During Ziff Davis Internets Security Virtual Tradeshow, panelists focused on how easily spyware can be downloaded onto a system without user knowledge, and urged tradeshow participants to develop multi-layered strategies that tackle the problem at numerous levels.
Steve Weisman, author of "50 Ways to Protect Your Identity and Your Credit," noted that it is far too easy to get spyware on a system through e-mail attachments, software downloads or pop-up ads, but that getting rid of the software takes a much greater, focused effort.
Companies, as well as home users, should consider a firewall as a basic starting point, since it can identify suspicious-looking information coming into the network.
Also important are frequent updates to the operating system and Web browser software, and putting reputable anti-spyware software in place.
One habit that is particularly crucial should be reading license agreements, said Weisman. "Too few people read these agreements, so they dont really know what theyre agreeing to when theyre downloading," he said. "It can be a pain in the neck to read through them, but youll know whats coming onto your computer."
Because of the number of users, enterprises especially need to examine their reaction to threats, and what type of protections they have in place, noted Irfan Salim, chief executive and president of Tenebril.
Anti-spyware measures put in place months or even years ago may not be enough for companies now, given the rate of change with spyware and malware.

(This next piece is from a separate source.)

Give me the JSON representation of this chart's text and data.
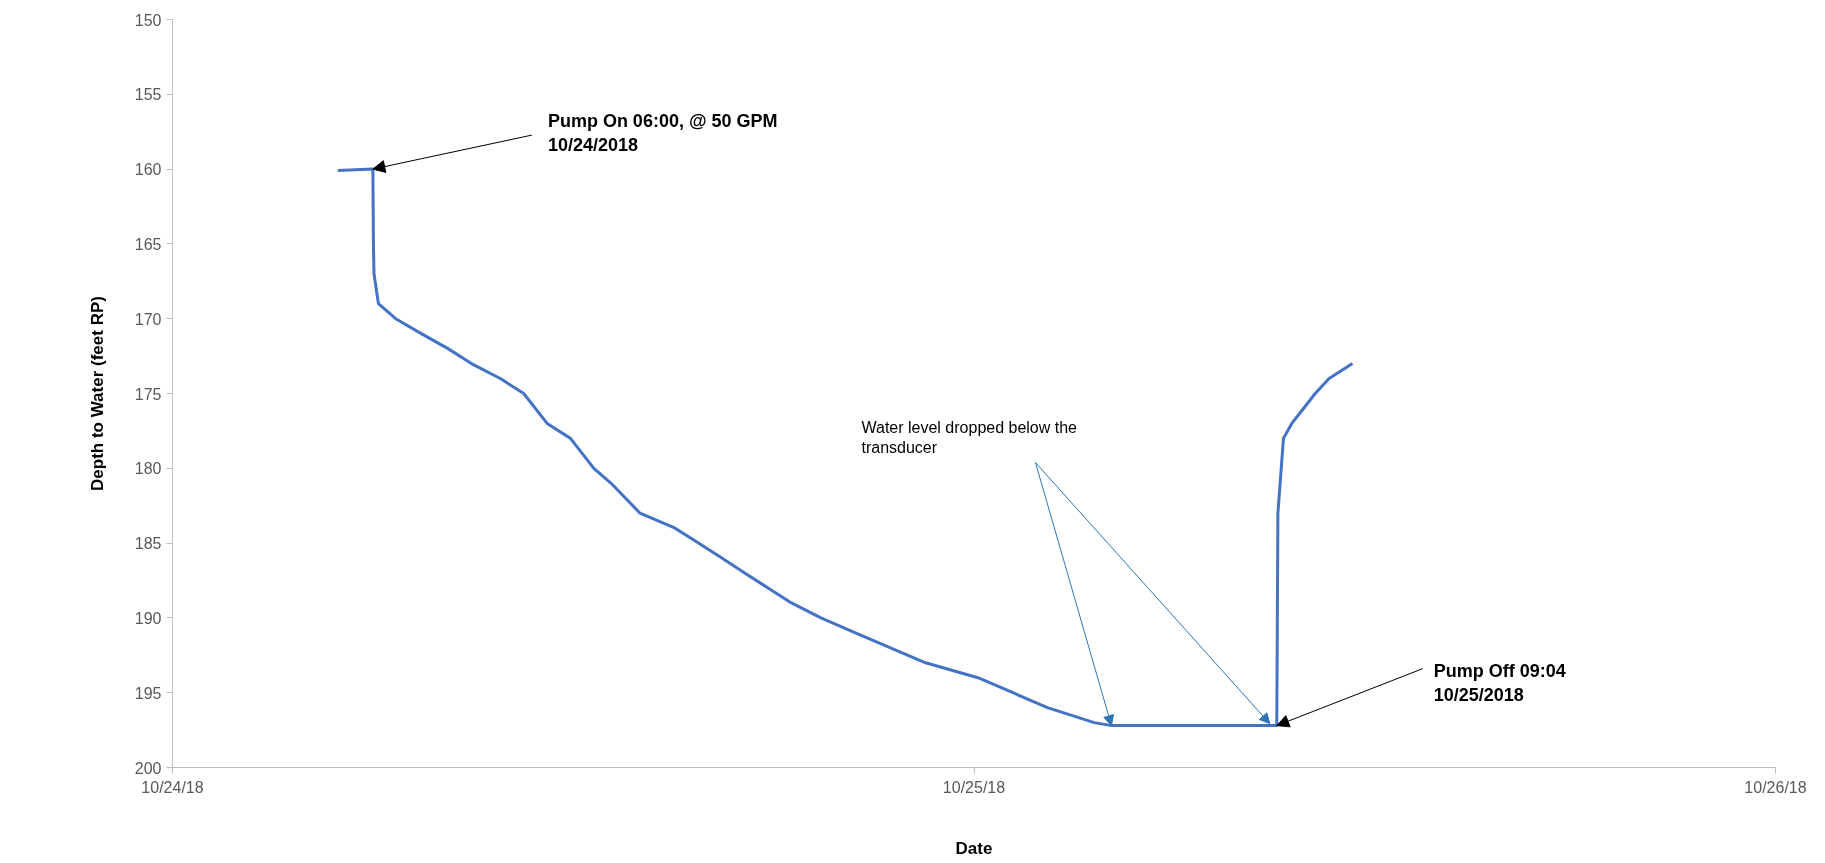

"There are evasive threats now," said Salim. "That means malware is now being designed to circumvent existing technology. Some spyware is even capable of updating itself."
Current protective technologies are often too limited to fight the threat effectively, Salim believes. Signature-based products show poor performance, and are defeated by mutation techniques that are favored by spyware developers, while behavior-based products give too many false positives, he said.
Rather than relying on one type of anti-spyware product, its necessary for companies to employ multiple layers of protection, said Scott Cummings, president of Excalibur Technologies.
A comprehensive plan will likely include a border firewall, Web site blocking and monitoring software, patching, guest access security, employee awareness training and the creation and enforcement of an acceptable Internet use policy.
Technical strategies include e-mail filtering, devices that use multiple scanning engines, tweaking unneeded services and locking down user permissions.
Because spyware has become such a scourge at some companies, Cummings noted that some enterprises may need to go beyond digital solutions and think about becoming "Big Brother."
"There are applications that will let you monitor everything your employees do, from instant messaging chats to their use of Hotmail," he noted. "You can see what files theyre sending out, and if spyware is coming in, you can trace its path."
Cummings admits the approach is "a little scary" but that for some companies with spyware problems, the potential to avoid attack is worth playing Big Brother to minimize damage to company data and systems.
In general, boosting employee awareness and creating policies that define how the Internet is used within the company can go a long way toward reducing spyware incidents, Cummings said.
"Employees will be your biggest spyware asset or liability," he noted. "Once you have your border firewall and other protections set up, the only way spyware can get in is with human help."